Walther Ludwig (Hg.): Vater und Sohn im 16. Jahrhundert. Der Briefwechsel des Wolfgang Reichart genannt Rychardus mit seinem Sohn Zeno (1520-1543), Hildesheim: Weidmann 1999, 446 S., ISBN 3-615-00205-9, DM 78,00
Rezensiert von:
Florian Neumann
München
Warum sollte man Briefe sammeln? Als sich der Ulmer Stadtarzt Wolfgang Reichart (1486 - 1547), ein begeisterter Briefsammler, 1534 diese Frage vorlegte, fielen ihm eine ganze Reihe von Gründen ein: "Gedichte und Briefe an andere sowie Gedichte und Briefe von anderen an uns aufzubewahren", schreibt er, das sei, wie ihm sein Lehrer beigebracht habe, "der Königsweg, die unwiederbringliche Zeit wiederzubringen." Hatte nicht Martial (Epigramme, 10,23,7f.) geschrieben, dass sich der gute Mann die Spanne seines Lebens erweitere, ja sogar zweimal lebe, wenn er die frühere Lebenszeit (noch einmal) genießen könne? Und hatte nicht Reicharts Zeitgenosse Baptista Mantuanus geschildert, wie er durch das Wiederauffinden einiger seiner Jugendwerke plötzlich seine Jugend zurückgewonnen hatte? Das waren gewiss sehr persönliche Gründe. Aber, fragte Reichart weiter, seien Briefe nicht auch das ideale Mittel, sein Wissen im Austausch mit anderen kundzutun? Und könne man nicht dank der Briefsammlungen sicher sein, seine Kenntnisse auch der Nachwelt zu übergeben?
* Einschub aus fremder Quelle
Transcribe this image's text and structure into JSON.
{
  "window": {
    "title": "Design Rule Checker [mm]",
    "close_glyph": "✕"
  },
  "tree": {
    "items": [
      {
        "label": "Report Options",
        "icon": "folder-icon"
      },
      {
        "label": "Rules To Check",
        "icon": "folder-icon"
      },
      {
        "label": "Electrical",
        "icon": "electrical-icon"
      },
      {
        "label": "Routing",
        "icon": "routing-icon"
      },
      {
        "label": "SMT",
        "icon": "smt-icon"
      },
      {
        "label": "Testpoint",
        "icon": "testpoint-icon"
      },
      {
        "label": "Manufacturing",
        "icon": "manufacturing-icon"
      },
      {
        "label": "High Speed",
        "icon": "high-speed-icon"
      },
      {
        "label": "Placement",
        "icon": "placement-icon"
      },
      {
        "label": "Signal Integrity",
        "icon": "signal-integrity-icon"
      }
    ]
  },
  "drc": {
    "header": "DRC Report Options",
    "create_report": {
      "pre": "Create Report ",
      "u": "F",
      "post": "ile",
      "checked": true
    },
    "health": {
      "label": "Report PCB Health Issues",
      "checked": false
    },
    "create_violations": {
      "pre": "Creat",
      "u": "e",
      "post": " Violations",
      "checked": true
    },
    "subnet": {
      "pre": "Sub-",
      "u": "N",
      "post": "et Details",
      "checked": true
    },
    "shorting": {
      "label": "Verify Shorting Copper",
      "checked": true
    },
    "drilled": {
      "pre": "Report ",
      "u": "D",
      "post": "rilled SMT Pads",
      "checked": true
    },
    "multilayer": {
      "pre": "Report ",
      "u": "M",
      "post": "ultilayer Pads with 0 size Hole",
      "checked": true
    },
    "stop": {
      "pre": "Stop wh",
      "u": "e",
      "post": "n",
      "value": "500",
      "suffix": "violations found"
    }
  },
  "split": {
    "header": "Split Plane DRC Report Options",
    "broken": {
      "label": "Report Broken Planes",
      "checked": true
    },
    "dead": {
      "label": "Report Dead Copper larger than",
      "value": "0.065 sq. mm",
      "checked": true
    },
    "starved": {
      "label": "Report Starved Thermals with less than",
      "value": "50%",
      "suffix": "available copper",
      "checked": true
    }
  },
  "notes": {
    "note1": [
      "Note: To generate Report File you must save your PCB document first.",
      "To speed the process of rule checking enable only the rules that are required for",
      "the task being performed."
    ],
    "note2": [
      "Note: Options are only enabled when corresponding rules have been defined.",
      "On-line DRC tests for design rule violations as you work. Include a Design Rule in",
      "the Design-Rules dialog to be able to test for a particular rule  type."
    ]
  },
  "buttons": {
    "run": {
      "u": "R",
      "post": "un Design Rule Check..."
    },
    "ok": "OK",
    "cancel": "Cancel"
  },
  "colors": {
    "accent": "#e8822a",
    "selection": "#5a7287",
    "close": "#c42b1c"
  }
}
Reichart mochte 1534 im Einleitungsbrief zu einer Sammlung seiner Briefe erklären, dass der Leser wohl erkennen könne, dass er mit ihr nicht danach strebe, die Schriftstücke (und mit ihnen sich selbst) unsterblich zu machen: Zu viele Dinge hätten ihn vom Studium abgelenkt, als dass die Briefe hätten gelehrt ausfallen können, zu viel habe er sich um das zum Leben Notwendige kümmern müssen. Abgesehen von den stark formelhaften Bescheidenheitsbekundungen ist es aus heutiger Sicht in der Tat zu großen Teilen gerade diese Gewichtung in Reicharts Briefen, die ihren Wert ausmacht. Nicht nur, dass er in seinen Sendschreiben von der Dichtung, Philosophie und Medizin seiner Zeit handelt, sondern vor allem, dass er sich mit Bekannten und besonders mit seinem Sohn Zeno über Alltägliches austauscht, macht seine Briefsammlungen zu wahren Fundgruben für ein ganzes Spektrum von historischen Forschungsrichtungen wie Alltags-, Bildungs-, Universitäts-, Kirchen-, Mentalitäts-, Wahrnehmungs- und Medizingeschichte, aber auch für die Erforschung der Geschichte Geistesbewegung des Humanismus oder des Postwesens.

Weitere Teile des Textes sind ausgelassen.